If there's ever a fire, you better believe I'm running and grabbing those blankets.
It may seem like something so small and so common -- a baby blanket. But to families like mine, they are priceless. And if the worst should happen, those blankets may be the only things we have that remind us of the sweet scent that belonged uniquely to our babies. Those baby blankets are utterly irreplaceable.
This is why I'm so pleased to announce a blanket drive in honor of two little heart warriors, Hailey McCrow (07/18/09 - 12/02/09) and my own Ewan. Baby blankets are being collected now through December 1. A portion of the blankets will be donated to Doernbecher Children's Hospital in Portland, Oregon in memory of Hailey, and part will also be donated to Seattle Children's in memory of Ewan. Blankets can be store-bought or handmade, but they must be in new condition to be donated. I can think of few ways so simple in which to honor the legacies of two children whose families have found these blankets indelibly attached to the memories they have of their children. I can't wait to pick out a few with which to honor Ewan! For me, this is a simple way to pay it forward.
Trust me, I'm the last person that wants to be pushy about anything with anyone (in general, asking people for something is about as fun for me as getting teeth pulled).
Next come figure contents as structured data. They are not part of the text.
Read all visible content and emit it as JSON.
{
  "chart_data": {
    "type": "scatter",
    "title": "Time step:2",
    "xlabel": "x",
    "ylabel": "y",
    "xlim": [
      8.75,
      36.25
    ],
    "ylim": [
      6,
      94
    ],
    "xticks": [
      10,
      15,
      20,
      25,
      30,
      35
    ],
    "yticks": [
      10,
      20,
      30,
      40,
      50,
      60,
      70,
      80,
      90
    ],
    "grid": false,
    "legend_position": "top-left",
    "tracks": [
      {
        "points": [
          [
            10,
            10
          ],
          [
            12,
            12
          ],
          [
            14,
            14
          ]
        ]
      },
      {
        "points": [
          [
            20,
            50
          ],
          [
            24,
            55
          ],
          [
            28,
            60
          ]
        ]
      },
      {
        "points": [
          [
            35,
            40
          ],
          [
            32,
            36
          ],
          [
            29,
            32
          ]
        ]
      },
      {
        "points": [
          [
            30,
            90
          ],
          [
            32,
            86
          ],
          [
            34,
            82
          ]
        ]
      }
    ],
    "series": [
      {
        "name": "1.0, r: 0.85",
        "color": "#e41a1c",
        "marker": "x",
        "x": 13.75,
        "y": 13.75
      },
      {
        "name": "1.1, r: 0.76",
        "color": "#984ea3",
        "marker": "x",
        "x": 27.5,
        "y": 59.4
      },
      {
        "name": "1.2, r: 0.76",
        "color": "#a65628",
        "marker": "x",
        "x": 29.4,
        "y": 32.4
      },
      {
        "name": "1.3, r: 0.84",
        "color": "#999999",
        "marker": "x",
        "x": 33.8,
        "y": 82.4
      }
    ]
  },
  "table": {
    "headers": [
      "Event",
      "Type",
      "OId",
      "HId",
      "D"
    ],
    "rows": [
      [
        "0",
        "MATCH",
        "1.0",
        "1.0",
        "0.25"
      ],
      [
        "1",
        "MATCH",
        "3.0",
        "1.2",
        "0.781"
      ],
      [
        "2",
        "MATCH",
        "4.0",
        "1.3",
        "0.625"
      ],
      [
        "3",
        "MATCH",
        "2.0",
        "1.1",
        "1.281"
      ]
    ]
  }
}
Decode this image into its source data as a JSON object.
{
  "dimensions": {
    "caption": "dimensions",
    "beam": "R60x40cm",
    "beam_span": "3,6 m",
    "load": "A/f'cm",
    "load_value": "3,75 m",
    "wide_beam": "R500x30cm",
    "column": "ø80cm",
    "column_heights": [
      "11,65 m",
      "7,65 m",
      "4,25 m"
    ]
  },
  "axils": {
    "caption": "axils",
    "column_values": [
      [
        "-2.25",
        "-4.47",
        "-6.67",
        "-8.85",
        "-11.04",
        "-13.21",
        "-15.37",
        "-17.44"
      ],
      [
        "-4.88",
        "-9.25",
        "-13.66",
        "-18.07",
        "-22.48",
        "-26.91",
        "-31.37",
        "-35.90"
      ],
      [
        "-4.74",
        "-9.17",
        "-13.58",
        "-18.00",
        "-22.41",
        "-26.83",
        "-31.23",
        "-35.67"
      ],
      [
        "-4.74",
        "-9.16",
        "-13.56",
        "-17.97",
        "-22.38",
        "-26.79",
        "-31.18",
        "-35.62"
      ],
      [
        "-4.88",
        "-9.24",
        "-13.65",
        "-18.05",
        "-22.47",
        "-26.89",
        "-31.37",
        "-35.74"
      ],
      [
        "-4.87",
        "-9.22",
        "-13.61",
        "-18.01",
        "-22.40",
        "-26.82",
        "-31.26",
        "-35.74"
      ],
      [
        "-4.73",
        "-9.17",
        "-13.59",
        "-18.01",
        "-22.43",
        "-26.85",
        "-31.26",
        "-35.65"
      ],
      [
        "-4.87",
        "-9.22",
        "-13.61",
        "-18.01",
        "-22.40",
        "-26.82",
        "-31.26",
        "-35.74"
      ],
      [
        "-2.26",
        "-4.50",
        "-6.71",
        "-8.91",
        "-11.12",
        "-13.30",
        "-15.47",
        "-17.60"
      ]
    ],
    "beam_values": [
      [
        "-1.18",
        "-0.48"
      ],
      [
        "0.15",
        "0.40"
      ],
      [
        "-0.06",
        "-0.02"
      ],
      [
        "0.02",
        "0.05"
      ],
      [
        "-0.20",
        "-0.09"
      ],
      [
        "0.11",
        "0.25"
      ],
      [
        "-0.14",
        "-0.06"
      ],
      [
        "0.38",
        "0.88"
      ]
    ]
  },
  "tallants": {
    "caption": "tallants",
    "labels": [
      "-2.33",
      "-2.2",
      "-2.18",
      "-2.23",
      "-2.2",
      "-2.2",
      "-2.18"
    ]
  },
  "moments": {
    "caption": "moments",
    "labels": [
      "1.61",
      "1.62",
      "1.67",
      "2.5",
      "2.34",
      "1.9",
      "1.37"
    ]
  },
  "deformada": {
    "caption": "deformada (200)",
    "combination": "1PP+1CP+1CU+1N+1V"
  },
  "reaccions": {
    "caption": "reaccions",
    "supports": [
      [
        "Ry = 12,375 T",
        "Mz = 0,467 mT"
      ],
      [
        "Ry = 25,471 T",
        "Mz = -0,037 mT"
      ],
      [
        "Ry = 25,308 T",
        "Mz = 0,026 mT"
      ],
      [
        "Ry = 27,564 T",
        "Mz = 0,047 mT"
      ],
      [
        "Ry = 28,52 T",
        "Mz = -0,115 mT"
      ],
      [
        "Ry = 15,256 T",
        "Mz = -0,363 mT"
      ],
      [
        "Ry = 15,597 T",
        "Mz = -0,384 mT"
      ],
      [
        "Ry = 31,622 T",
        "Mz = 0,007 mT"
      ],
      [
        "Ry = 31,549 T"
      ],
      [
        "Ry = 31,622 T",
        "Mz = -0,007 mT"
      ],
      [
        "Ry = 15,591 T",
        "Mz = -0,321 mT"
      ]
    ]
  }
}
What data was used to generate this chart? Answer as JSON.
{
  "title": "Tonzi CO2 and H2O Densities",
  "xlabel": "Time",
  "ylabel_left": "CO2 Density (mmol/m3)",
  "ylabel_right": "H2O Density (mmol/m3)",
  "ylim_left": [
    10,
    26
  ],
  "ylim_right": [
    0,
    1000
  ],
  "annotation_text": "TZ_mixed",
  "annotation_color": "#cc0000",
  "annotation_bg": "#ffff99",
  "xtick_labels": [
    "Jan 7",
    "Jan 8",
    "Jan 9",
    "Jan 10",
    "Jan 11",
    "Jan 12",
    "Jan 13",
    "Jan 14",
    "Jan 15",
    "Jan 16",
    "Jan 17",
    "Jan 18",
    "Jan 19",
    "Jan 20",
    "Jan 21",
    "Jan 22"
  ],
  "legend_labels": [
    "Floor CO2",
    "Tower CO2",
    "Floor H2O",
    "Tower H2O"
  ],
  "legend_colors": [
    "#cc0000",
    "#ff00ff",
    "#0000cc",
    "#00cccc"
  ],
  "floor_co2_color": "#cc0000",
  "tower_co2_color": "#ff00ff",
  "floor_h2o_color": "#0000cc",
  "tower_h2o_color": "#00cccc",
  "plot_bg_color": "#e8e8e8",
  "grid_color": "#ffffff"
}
Please simply consider this an invitation to participate if you wish to and are able.
To find out more about where to send blankets or other ways you can help (and a list of places where you can find good, new baby blankets on the less expensive side), go can go to the event page on Facebook by clicking on the link. I'll be providing a reminder or two about the drive until it's completed on December 1.
And thank you, Nadine, for inviting me to participate! I'm honored to be a part of it.
The gesture is so simple, and to many, it may seem incredibly small and insignificant. But every now and then I pick up those blankets, hold them close, and remember. Just a blanket, maybe. But they held him, kept him warm when we couldn't. They are so much more than blankets.